A scalable preference elicitation algorithm using group generalized binary search Max Yi Ren, Clayton Scott and Panos Papalambros University of Michigan, Ann Arbor. | IDETC, Portland, Aug. 06, 2013

Overview

In online shopping, one may encounter many alternatives to choose from.

Recommender systems: To explore similar products or products from people with similar tastes.

Goal of this paper: Develop an interaction that helps users to find their most preferred product in the least effort (fewest queries).

Contribution: To help efficient evaluation of a large number of design alternatives using the crowd.

Difference from conjoint analysis: The proposed interaction searches for the optimal design rather than partworth estimates.


Problem statement

Objective: To find an efficient query algorithm that elicits the most preferred product of a user from a product set.

A product set has a finite number of products, represented by a set of known features. E.g., a car can be represented by (1) MPG, (2) safety, (3) price, (4) style and so on.

A query is a pairwise comparison question to the user: “Do you prefer design A or design B?” The response to a query is binary: A or B.

An interaction consists of a sequence of queries.

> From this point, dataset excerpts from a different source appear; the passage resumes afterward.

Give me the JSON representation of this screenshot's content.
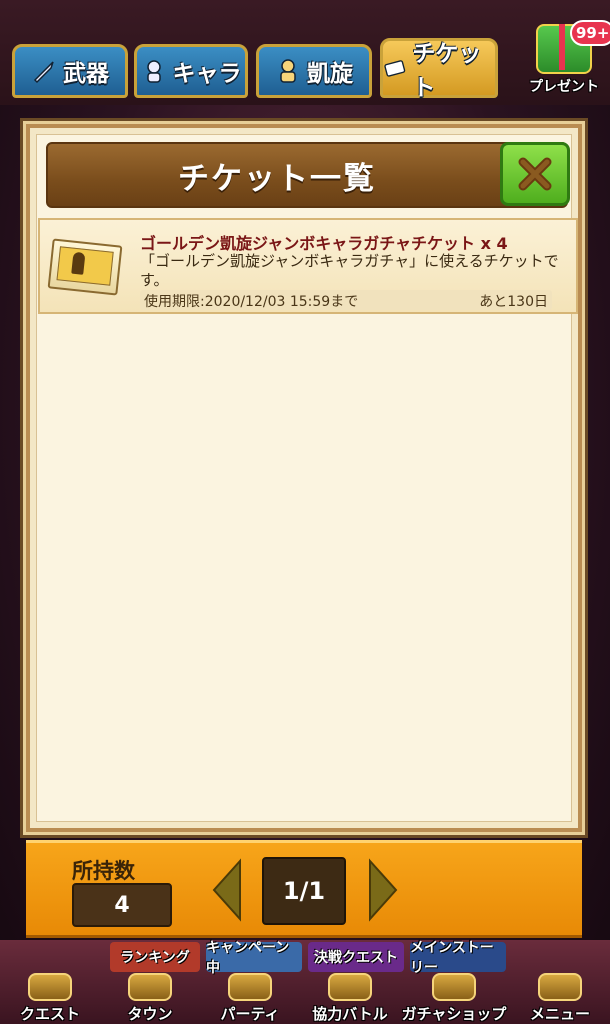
{
  "tabs": [
    {
      "label": "武器",
      "icon": "sword-icon"
    },
    {
      "label": "キャラ",
      "icon": "character-icon"
    },
    {
      "label": "凱旋",
      "icon": "triumph-icon"
    },
    {
      "label": "チケット",
      "icon": "ticket-icon"
    }
  ],
  "active_tab": "チケット",
  "present": {
    "label": "プレゼント",
    "badge": "99+"
  },
  "dialog": {
    "title": "チケット一覧",
    "tickets": [
      {
        "name": "ゴールデン凱旋ジャンボキャラガチャチケット x 4",
        "description": "「ゴールデン凱旋ジャンボキャラガチャ」に使えるチケットです。",
        "expiry": "使用期限:2020/12/03 15:59まで",
        "remaining": "あと130日",
        "icon": "golden-ticket-icon"
      }
    ]
  },
  "footer": {
    "owned_label": "所持数",
    "owned_value": "4",
    "page": "1/1"
  },
  "banners": [
    "ランキング",
    "キャンペーン中",
    "決戦クエスト",
    "メインストーリー"
  ],
  "bottom_nav": [
    {
      "label": "クエスト",
      "icon": "quest-icon"
    },
    {
      "label": "タウン",
      "icon": "town-icon"
    },
    {
      "label": "パーティ",
      "icon": "party-icon"
    },
    {
      "label": "協力バトル",
      "icon": "coop-battle-icon"
    },
    {
      "label": "ガチャショップ",
      "icon": "gacha-shop-icon"
    },
    {
      "label": "メニュー",
      "icon": "menu-icon"
    }
  ],
  "colors": {
    "accent_orange": "#f7a51a",
    "title_brown": "#7a4d1c",
    "close_green": "#4fae1e",
    "ticket_name_red": "#7a1616"
  }
}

It terminates when $\text{Pr}(\text{product } i \text{ is the most preferred} | \text{all previous responses}) = 1$.

Problem statement (cont.)

Key assumptions:
(1) User preference can be modeled by a linear utility with known features.

(2) The user has consistent preference throughout the interaction, i.e., fixed partworth.

(3) No response errors.


Key question: What is the best way to query so that an interaction will have the least expected number of queries?

Demonstration of the problem

If you know that the user prefers A over B, which two products will you query next?

Demonstration of the problem (cont.)

When the user prefers A $\succ$ B and A $\succ$ C, we can conclude that A $\succ$ D if the linear utility model holds.

Object identification (The "Twenty Questions" game)

20Q is a game between two people:
◊ Player A first thinks about a person that both players know.
◊ Player B needs to figure out that person by asking yes/no questions, e.g., "Is the person graduating soon?".
◊ Player B wins if he/she figures out within 20 questions.

The query strategy of 20Q is called Generalized Binary Search (GBS).

Main idea of GBS: Query the most uncertain question, i.e., a query that you believe will have 50 percent of chance to be answered "yes" or "no".

Object identification (cont.)

Main idea of GBS: Query the most uncertain question, i.e., a query that you believe will have 50 percent of chance to be answered "yes" or "no". In this example, both feature 1 and 2 can be queried.

Group identification

Group identification problem: In 20Q, what should be the query strategy if player B wins by knowing which group the person belongs to?

In this case, feature 1 should be queried.

Group Generalized Binary Search (GGBS): To minimize the expected number of queries, we need to query the feature that (1) is the most uncertain and (2) the response to which will not separate objects from the same group.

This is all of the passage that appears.